The only complaint I would have is that the mystery didn’t really grab me.  It was fine but I have less interest in the next plot development than I do the next dialogue exchange.  Also I think the opener would’ve been more effective without the narrative caption monologue.  It doesn’t quite sync up properly with the imagery to create an effective metaphor.  Again, the character work and sharp dialogue more than make up for these faults.

So too does Jock’s artwork.  Moody, minimalist and jagged, it reminds me of early Sean Phillips and Ashley Wood, as well as latter Moon Knight/early New Mutants-era Bill SienkiewiczDavid Baron uses a simple palette and gradients only slightly.  It doesn’t overpower the work but, in fact, completes it.

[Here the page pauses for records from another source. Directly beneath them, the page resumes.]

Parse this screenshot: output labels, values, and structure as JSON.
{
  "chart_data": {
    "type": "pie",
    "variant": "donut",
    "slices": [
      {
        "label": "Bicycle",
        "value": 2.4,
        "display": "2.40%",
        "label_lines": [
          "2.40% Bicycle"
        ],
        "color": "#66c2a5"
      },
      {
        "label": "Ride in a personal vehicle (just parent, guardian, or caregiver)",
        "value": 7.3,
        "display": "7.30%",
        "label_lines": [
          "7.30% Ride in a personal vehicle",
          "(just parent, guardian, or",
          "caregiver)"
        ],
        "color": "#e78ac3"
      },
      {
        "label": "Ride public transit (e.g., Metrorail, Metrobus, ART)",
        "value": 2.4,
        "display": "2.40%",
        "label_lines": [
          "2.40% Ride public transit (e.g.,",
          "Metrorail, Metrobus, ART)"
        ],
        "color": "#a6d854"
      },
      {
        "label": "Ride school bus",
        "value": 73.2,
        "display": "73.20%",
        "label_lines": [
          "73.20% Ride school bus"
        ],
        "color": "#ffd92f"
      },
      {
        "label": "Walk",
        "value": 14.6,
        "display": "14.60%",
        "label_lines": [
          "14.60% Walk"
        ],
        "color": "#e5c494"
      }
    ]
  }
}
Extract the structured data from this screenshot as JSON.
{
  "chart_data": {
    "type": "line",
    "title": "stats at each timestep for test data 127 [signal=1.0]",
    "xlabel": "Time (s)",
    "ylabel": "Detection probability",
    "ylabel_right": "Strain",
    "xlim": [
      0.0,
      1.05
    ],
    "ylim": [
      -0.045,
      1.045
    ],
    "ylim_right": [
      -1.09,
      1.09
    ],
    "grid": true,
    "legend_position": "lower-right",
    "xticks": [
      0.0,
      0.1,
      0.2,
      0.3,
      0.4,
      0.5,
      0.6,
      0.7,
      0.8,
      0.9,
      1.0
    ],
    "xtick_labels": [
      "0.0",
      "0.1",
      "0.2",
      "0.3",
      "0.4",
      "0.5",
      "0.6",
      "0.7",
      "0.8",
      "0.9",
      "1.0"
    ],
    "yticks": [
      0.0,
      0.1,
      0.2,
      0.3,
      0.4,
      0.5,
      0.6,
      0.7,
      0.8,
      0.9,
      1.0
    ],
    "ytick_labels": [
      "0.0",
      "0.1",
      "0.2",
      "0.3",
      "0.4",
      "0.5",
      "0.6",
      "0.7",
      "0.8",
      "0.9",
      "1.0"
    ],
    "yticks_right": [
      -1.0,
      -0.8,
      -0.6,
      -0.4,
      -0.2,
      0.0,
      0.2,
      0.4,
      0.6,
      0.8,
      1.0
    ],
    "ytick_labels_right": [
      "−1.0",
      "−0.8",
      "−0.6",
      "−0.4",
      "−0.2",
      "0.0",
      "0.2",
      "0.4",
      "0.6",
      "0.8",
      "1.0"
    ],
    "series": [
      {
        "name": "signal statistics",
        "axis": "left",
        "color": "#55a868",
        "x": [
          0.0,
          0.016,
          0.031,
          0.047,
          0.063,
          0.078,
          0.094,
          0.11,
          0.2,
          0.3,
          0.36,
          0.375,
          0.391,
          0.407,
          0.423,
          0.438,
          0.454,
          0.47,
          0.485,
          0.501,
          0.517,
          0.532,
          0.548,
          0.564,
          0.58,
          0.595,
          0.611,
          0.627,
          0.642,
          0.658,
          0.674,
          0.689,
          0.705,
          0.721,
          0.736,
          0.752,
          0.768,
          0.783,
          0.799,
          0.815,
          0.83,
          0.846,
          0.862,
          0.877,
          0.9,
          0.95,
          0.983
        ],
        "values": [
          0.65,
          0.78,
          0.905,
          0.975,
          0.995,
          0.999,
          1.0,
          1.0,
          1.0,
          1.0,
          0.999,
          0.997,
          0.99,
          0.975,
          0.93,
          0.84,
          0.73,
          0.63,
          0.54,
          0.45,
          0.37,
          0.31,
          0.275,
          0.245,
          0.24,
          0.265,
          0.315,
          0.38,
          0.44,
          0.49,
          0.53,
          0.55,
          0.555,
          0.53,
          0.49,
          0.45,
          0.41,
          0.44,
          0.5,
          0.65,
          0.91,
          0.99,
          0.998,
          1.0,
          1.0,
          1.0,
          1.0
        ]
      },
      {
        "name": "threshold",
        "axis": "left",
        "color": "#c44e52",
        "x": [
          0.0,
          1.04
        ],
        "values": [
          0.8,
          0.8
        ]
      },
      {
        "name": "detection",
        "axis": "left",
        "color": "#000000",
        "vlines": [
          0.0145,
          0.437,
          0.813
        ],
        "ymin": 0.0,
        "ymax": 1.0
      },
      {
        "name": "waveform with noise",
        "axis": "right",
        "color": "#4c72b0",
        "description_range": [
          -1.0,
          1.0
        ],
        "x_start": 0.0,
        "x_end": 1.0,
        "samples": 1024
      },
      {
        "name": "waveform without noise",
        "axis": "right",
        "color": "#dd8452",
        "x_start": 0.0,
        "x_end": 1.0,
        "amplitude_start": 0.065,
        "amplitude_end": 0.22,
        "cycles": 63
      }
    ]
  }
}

The Commissioner Gordon back-up is superb as well.  It contextualizes an element of the main story in a clever way.  What astounded me was how it used a piece of Gordon’s history.  I won’t spoil it but, how did nobody think of this before?  Francavilla is in the contemporary school of artists like Chris Samnee and Gabriel Hardman, a sort of neo-classical school of art.  You can tell he likes his Alex Raymond, Milton Caniff, and Alex Toth.  Francavilla also did his own coloring for this.  It falls in line with the coloring in the lead but with less gloss.  Kind of reminded me of the coloring in Criminal, which is a high compliment.  The only complaint here is that there is a sequence that flashes between the present and a memory but I missed it in the first read because the color cues weren’t distinct enough.  A minor quibble however.

Atmospheric and intelligent, an excellent start for this title’s new direction.